Com a morte de minha avó, seu Indler sucumbiu a um desespero de dar pena. Passou a se martirizar por coisas das quais não tinha a menor culpa. Insistia que deveria ter elogiado mais a comida dela, lamentava por não a ter levado mais vezes para passear e se penalizava por não conseguir encontrá-la nos sonhos. Ora se responsabilizava por ter feito que não a via fumar no quintal, enquanto vó Filhinha fazia que se escondia. Talvez os cigarros não a tivessem levado. Ora se penalizava por ter ralhado com ela por pitar tanto, já que era um dos únicos prazeres que a vó ainda tinha na vida.

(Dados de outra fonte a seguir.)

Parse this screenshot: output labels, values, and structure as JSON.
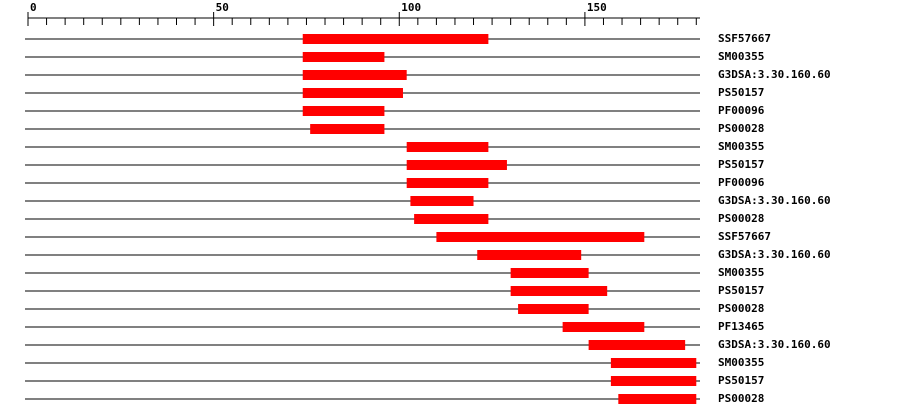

Em pouco tempo, o velho tombou na cama, da qual não teve mais forças para se levantar para nada. Definhou ali, deitado, embora não sofresse de nada que pudesse ser diagnosticado por médico algum. Com as saudades à flor da pele, focava na dor da perda. Dor de amor. Mas disso até ele sabia, já que não deixava de repetir um só dia que havia sido feliz por cinquenta e sete anos e que, agora, nada mais lhe restava. Não houve psicólogo, padre, médium, amigo ou familiar capaz de lhe aliviar a angústia. A cada dia, morria um pouco.

Três anos depois de minha avó ter-se ido, foi a vez de seu Indler. Não me lembro se fazia sol, mas tenho certeza de que não choveu. Não sei se porque o vô não ligava pra chuva ou se porque ele quisesse mesmo partir – era espírita e acreditava que encontraria dona Filhinha do outro lado. No velório, as pessoas repetiam, como coisa certa, que ele havia falecido por não ter suportado a falta de minha avó. Era uma sensação coletiva. Penso que assim tenha sido, mesmo. Seu Indler morreu de amor.